In the creek above, park rangers and volunteers were stunning Brook Trout and collecting them for relocation to the other side of the park. A stream there was being rehabilitated. Brown and Rainbow Trout, introduced for sport fishing years ago, have eliminated the native Brook Trout.
One end of the trail is at Heintoga Overlook picnic area. An old park map shows that this was a campground once. This seldom used picnic area has a special memory for me. I don't know if this was the campground I stayed at in 1956 with my parents. It may have been the current Balsam Mountain campground right down the road. One night on that camping trip, my mother and brother slept in the car while my father and I slept in a canvas pup tent. During the evening, a bear entered our campsite, picked up the metal ice chest which was latched with a metal latch, and tossed it. The ice chest burst opened. The bear proceeded to drink milk from the waxed carton, eat all the eggs sans the shells, watermelon except the rind, bacon and even punched a hole in the plastic ketchup squeeze bottle and sucked out the liquid. All the eggs shells, rinds and packaging were left in a neat pile. My father knew about the need to keep food away from bears but figured the metal ice chest with the metal latch was bearproof.
The original picnic tables in this picnic area have a quarried rock table. Pretty cool!

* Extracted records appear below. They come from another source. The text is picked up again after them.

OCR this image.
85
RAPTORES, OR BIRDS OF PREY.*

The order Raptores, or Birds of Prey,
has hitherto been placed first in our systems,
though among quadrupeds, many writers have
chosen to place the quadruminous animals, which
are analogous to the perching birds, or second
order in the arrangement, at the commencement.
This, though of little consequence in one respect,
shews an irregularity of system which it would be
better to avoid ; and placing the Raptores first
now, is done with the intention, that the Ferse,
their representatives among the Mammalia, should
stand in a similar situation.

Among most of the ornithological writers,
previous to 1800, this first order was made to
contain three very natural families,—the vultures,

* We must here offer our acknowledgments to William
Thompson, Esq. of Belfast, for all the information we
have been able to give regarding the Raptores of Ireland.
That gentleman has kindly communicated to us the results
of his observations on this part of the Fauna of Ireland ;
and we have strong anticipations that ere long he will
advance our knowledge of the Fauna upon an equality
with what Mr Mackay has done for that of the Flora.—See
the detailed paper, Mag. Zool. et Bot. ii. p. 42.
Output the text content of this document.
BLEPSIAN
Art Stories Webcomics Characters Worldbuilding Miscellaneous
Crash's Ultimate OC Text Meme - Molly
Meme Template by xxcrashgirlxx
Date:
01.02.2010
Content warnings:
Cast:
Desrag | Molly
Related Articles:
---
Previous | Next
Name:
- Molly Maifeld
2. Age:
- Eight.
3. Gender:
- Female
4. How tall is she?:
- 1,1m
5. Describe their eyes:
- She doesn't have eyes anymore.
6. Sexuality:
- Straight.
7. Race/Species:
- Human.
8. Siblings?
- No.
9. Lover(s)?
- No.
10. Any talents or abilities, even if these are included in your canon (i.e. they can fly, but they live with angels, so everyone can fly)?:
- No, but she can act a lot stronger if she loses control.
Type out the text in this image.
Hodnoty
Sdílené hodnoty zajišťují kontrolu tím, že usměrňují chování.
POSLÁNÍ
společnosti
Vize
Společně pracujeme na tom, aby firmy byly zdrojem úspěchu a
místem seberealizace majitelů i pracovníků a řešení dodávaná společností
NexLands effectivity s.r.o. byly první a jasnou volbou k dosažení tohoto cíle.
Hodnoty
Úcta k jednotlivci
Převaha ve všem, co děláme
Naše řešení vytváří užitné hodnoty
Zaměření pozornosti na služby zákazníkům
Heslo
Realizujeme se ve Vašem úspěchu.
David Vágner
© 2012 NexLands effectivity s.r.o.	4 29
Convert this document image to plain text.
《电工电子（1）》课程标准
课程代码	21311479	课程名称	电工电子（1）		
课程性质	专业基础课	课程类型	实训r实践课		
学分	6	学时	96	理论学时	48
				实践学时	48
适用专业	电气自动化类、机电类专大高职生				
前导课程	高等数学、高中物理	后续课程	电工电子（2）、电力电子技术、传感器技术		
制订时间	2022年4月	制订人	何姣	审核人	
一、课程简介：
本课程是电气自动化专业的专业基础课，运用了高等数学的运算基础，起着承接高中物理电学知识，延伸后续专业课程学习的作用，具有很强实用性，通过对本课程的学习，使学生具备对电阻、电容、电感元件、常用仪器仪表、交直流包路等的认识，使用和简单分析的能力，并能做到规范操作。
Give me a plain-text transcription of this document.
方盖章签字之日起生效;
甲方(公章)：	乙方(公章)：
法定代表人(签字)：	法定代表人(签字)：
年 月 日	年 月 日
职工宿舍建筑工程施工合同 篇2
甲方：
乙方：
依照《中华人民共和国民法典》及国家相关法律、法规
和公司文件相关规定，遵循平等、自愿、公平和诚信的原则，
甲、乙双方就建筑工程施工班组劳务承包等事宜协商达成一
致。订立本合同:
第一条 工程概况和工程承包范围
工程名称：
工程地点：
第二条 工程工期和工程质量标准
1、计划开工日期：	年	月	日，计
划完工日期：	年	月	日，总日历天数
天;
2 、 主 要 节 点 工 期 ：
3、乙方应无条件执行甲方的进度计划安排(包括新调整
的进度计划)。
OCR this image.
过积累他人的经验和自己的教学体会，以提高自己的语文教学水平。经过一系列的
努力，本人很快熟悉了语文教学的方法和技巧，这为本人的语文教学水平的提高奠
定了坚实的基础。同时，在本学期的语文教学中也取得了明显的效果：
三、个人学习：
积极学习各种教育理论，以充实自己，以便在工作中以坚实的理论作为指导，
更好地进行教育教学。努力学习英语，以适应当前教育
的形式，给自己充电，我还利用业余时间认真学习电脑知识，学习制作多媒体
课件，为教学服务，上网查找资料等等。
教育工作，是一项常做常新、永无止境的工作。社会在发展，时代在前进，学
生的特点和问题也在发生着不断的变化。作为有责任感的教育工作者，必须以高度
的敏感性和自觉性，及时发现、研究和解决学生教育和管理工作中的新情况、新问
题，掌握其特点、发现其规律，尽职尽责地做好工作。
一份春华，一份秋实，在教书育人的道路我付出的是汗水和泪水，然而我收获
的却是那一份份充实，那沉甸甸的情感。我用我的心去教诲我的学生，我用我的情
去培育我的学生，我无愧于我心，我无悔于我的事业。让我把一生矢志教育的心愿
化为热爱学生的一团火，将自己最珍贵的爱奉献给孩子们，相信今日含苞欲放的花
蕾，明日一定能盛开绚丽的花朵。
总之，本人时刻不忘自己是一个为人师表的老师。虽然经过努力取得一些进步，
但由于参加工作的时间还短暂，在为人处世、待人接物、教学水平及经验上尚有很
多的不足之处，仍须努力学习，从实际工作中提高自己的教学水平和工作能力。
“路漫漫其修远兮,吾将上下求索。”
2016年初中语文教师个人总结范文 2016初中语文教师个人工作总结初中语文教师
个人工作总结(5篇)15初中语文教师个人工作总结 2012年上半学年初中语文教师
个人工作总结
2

After Flat Creek, I drove down the one way road to Spruce Mountain trailhead. This trail is barely over a mile long but once went another mile to the west to the top of Spruce Mtn and over 5 miles east on Polls Gap Trail. Both those trails are closed now. I walked out on one along a ridge for several hundred yards. It is still quite discernible but fallen trees make it slow going.
The forest up on this mountain is an Elfin Forest. The original Balsam trees are gone and now it is hemlock, Spruce and various hardwood. The ground is covered in moss and full of holes and loose rocks.
Nearby is the Masonic Market. It is located in a level meadow which was a camp for loggers. They lived in railroad cars converted for living quarters. Local Masonic members organized a ceremonial monument using stones from around the world. It is a colorful monument. Once a year, Masonic members gather here for a ceremony. there was also a time capsule sealed up in the late 1930s and opened several years ago.